Simultaneous Measurement of Torsional Oscillator and NMR of Very Dilute 3He in Solid 4He

TL;DR

This study simultaneously measures NMR and torsional oscillator responses of dilute 3He in solid 4He, revealing three distinct 3He states and suggesting nonuniform crystal regions influence supersolid behavior.

Contribution

It identifies three different 3He states in solid 4He and links nonuniform crystal regions with supersolid phenomena, providing new insights into impurity effects.

Findings

Three 3He states identified: isolated atoms, clusters below phase separation, and clusters in nonuniform regions.

Presence of 3He in nonuniform regions affects supersolid response.

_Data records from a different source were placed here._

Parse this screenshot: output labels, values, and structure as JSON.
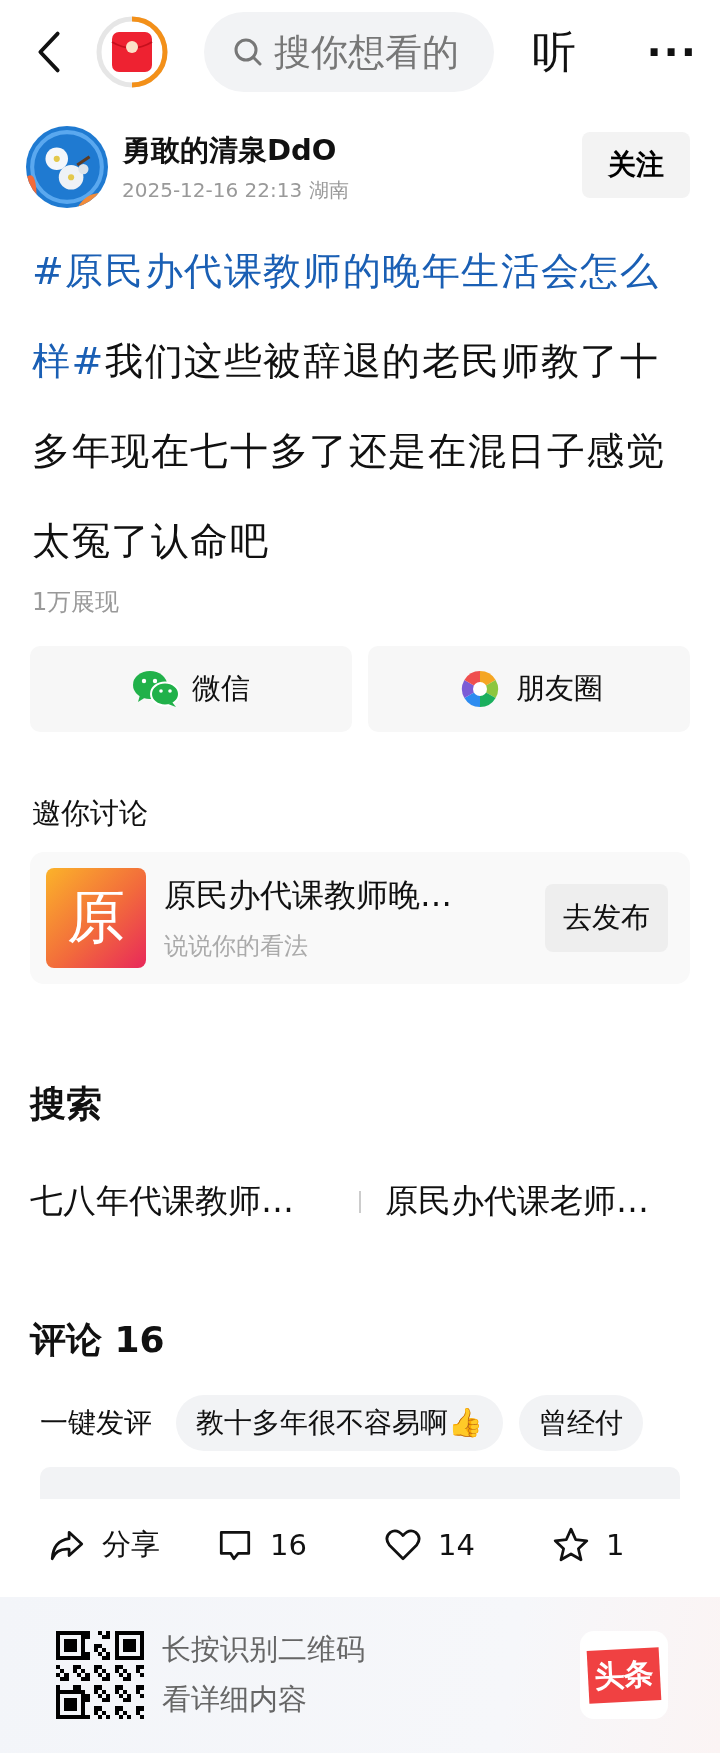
{
  "top_bar": {
    "search_placeholder": "搜你想看的",
    "listen": "听",
    "more": "···"
  },
  "author": {
    "name": "勇敢的清泉DdO",
    "meta": "2025-12-16 22:13 湖南",
    "follow": "关注"
  },
  "post": {
    "segments": [
      {
        "kind": "hashtag",
        "text": "#原民办代课教师的晚年生活会怎么样#"
      },
      {
        "kind": "text",
        "text": "我们这些被辞退的老民师教了十多年现在七十多了还是在混日子感觉太冤了认命吧"
      }
    ],
    "views": "1万展现"
  },
  "share_buttons": [
    {
      "kind": "wechat",
      "label": "微信"
    },
    {
      "kind": "moments",
      "label": "朋友圈"
    }
  ],
  "invite": {
    "heading": "邀你讨论",
    "badge": "原",
    "topic": "原民办代课教师晚…",
    "hint": "说说你的看法",
    "action": "去发布"
  },
  "search": {
    "heading": "搜索",
    "items": [
      "七八年代课教师…",
      "原民办代课老师…"
    ]
  },
  "comments": {
    "heading": "评论 16",
    "quick_label": "一键发评",
    "chips": [
      "教十多年很不容易啊👍",
      "曾经付"
    ]
  },
  "toolbar": [
    {
      "kind": "share",
      "label": "分享"
    },
    {
      "kind": "comment",
      "label": "16"
    },
    {
      "kind": "like",
      "label": "14"
    },
    {
      "kind": "star",
      "label": "1"
    }
  ],
  "footer": {
    "lines": [
      "长按识别二维码",
      "看详细内容"
    ],
    "logo": "头条"
  }
}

Even ppm levels of 3He influence the supersolid behavior in torsional oscillator experiments.

Abstract

We have investigated the NMR properties of dilute 3He impurities in solid 4He contained in a torsional oscillator (TO) by the simultaneous measurement of the NMR and the torsional oscillator response of the so-called supersolid 4He. From measurements on samples with one hundred to a few hundred ppm of 3He, we have found three different states of 3He. The first is the homogeneously distributed isolated 3He atom in a solid matrix of 4He. The second is the 3He cluster in a homogeneous 4He matrix, which appears below the phase separation temperature of a solid mixture. The third is the 3He cluster in some nonuniform part of a 4He crystal. We find that 3He atoms contained in the third component remain in a nearby location even above the phase separation temperature. Based on the fact that even a ppm of 3He affects the supersolid response in a TO below and above the phase separation temperature, we propose that the nonuniform part of a crystal that holds the third type of 3He and thus has a higher local concentration of 3He plays an important role in the supersolid phenomenon in a TO.